According to Carter and Lowis14, a patient's impaired immune function as a result of chronic lymphocytic leukaemia may have contributed to their mortality following a dental infection that quickly became septicemia. Thus, in older patients with typically compromised immune systems and undernourished states, medical professionals must remember that infection progresses dramatically if the patient also has a malignant tumour. The family of our patient refused to undergo an autopsy, thus a clear diagnosis was not possible; nonetheless, pleural effusion, pulmonary infiltration, and pulmonary shadow were seen on diagnostic imaging of the chest. Hence, the potential exists that the sharp increase in septicemia's development was caused by a malignant tumour. In one case of diabetes-related post-extraction infection, early, rigorous therapy prevented consequences from septicemia and deep vein thrombosis.15
Usually, there is little hope of preserving a patient's life if DIC exacerbates septicemia. However, the aforementioned research recommends that physicians and dentists collaborate in order to appropriately evaluate the general health of a patient; in the event that symptoms do not improve, a diagnosis should be made promptly, and treatment should get vigorous. According to our findings, older patients presenting with oral infection symptoms—such as pus discharge or an abscess—should start taking antibacterial treatment right soon in real-world medical environments. Sterilisation should be done consistently and daily while keeping a careful eye on the patient's progress. Additionally, it's critical to confirm that the patient is receiving an adequate amount of food and drink.

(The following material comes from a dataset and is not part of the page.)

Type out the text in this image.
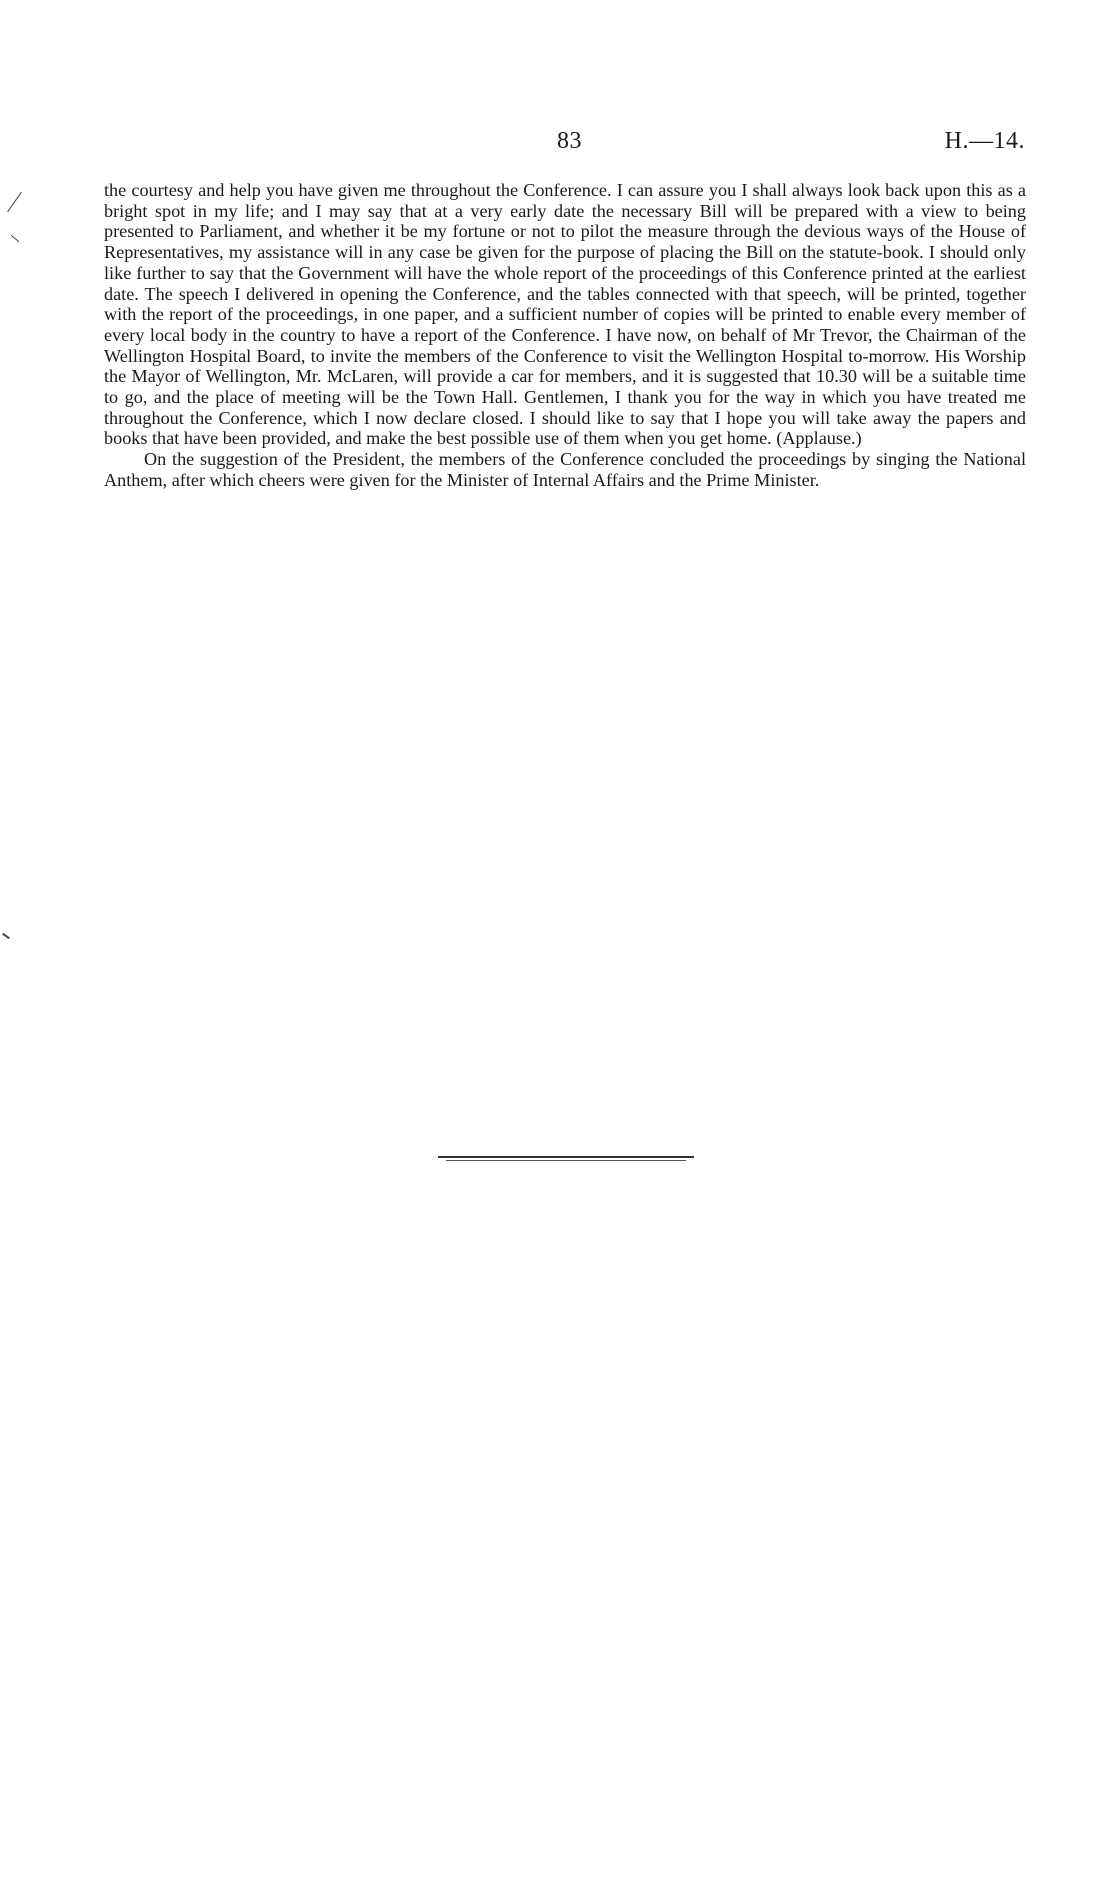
83	H.—14.

the courtesy and help you have given me throughout the Conference. I can assure you I shall always look back upon this as a bright spot in my life; and I may say that at a very early date the necessary Bill will be prepared with a view to being presented to Parliament, and whether it be my fortune or not to pilot the measure through the devious ways of the House of Representatives, my assistance will in any case be given for the purpose of placing the Bill on the statute-book. I should only like further to say that the Government will have the whole report of the proceedings of this Conference printed at the earliest date. The speech I delivered in opening the Conference, and the tables connected with that speech, will be printed, together with the report of the proceedings, in one paper, and a sufficient number of copies will be printed to enable every member of every local body in the country to have a report of the Conference. I have now, on behalf of Mr Trevor, the Chairman of the Wellington Hospital Board, to invite the members of the Conference to visit the Wellington Hospital to-morrow. His Worship the Mayor of Wellington, Mr. McLaren, will provide a car for members, and it is suggested that 10.30 will be a suitable time to go, and the place of meeting will be the Town Hall. Gentlemen, I thank you for the way in which you have treated me throughout the Conference, which I now declare closed. I should like to say that I hope you will take away the papers and books that have been provided, and make the best possible use of them when you get home. (Applause.)

On the suggestion of the President, the members of the Conference concluded the proceedings by singing the National Anthem, after which cheers were given for the Minister of Internal Affairs and the Prime Minister.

When treating patients who are not improving or who are not eating enough, medical practitioners should work in conjunction with a general hospital that offers critical care. This is due to the possibility of septicemia, which can swiftly aggravate the situation. Additionally, these findings demonstrated a strong positive association between soluble urokinase-type plasminogen activator receptor (suPAR), Aggregatibacter actinomycetemcomitans (AA), and asymmetric dimethylarginine (ADMA) and systemic disorders such as cardiovascular disease and periodontal disease.16, 17 Apart from standard infection signs such as WBC and CRP, high-risk people should be thoroughly assessed with appropriate testing to identify ADMA, suPAR, and AA. Furthermore, some studies have demonstrated that infection significantly reduces the prognosis for HIV-positive people. Following dental implant placement, patients should schedule follow-up sessions because oral infections in this patient population often worsen. Complete biomaterial covering of the wound surface has been demonstrated to be beneficial in individuals whose mouth infection is likely to worsen following invasive procedures. It has also been suggested that using appropriate implant insertion methods could reduce the risk of diseases.

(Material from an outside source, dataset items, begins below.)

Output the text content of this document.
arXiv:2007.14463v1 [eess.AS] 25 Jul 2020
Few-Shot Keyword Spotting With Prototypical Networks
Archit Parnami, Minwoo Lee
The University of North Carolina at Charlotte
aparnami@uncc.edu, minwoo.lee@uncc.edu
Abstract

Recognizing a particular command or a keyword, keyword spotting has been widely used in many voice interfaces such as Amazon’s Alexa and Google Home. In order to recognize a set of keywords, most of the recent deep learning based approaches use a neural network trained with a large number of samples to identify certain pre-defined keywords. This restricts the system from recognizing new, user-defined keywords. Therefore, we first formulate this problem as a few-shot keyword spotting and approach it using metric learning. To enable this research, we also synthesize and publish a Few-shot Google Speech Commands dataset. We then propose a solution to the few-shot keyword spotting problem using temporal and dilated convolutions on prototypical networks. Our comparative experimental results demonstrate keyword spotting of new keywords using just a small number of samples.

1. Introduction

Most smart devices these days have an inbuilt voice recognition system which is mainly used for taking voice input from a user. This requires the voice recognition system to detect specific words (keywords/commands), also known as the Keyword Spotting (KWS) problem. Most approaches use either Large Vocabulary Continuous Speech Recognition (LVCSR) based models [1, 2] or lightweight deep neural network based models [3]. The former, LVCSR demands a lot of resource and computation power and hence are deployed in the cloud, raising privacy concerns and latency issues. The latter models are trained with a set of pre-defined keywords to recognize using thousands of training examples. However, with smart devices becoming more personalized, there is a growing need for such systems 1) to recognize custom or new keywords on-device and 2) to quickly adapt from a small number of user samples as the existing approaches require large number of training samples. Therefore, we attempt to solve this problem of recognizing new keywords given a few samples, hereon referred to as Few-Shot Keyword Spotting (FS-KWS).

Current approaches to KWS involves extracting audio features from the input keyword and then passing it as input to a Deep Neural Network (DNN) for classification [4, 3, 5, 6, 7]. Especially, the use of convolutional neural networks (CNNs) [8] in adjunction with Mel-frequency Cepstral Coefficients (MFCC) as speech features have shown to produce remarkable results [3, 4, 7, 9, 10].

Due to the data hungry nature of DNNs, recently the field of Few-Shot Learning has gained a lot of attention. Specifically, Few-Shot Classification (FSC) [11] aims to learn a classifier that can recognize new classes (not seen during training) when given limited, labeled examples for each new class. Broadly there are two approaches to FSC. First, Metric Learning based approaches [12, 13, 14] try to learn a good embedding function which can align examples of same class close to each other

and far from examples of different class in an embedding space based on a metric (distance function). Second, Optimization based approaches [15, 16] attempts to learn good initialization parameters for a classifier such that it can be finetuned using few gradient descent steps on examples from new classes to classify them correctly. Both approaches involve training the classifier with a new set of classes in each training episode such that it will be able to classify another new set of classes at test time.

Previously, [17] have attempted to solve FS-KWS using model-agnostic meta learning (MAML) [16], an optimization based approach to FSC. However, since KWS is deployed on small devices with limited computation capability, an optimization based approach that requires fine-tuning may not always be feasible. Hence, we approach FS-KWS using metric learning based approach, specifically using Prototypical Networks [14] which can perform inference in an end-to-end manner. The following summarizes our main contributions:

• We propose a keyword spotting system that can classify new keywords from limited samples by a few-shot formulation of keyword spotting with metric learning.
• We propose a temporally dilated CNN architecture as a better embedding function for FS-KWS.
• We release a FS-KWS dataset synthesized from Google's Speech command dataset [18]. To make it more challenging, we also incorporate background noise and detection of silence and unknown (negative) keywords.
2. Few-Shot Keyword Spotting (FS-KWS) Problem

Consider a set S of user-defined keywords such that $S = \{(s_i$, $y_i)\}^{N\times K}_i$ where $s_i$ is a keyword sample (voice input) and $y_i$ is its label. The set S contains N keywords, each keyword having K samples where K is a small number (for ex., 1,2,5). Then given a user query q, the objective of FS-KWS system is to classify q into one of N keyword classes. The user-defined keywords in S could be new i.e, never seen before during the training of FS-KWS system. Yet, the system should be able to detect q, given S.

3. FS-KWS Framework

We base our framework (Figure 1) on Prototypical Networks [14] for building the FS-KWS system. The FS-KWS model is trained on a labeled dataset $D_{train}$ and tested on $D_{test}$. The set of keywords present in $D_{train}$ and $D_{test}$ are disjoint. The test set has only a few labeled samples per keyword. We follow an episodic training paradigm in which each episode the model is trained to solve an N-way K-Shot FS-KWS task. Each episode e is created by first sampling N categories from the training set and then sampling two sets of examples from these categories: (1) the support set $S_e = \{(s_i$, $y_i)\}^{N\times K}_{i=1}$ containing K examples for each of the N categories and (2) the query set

Many methods have been developed over the past few decades to find biomarkers that can be used for CVD and periodontitis early diagnosis and detection. The results of the research show that, in comparison to CHD patients and healthy controls, patients with periodontitis and those with periodontitis + CHD had greater plasma and salivary levels of suPAR. Furthermore, the findings demonstrated that high levels of salivary suPAR and plasma were negatively correlated with periodontitis and high hs-CRP, correspondingly. Accordingly, the research's findings imply that periodontitis, with its concentration of periodontal bacteria, may raise the levels of suPAR and hs-CRP in saliva and plasma. SuPAR has shown to be a useful predictive biomarker of CHD and periodontitis in the current investigation.
Martín S, Pérez A, Aldecoa C. Sepsis and immunosenescence in the elderly patient: a review. Front Med. 2017;4:20.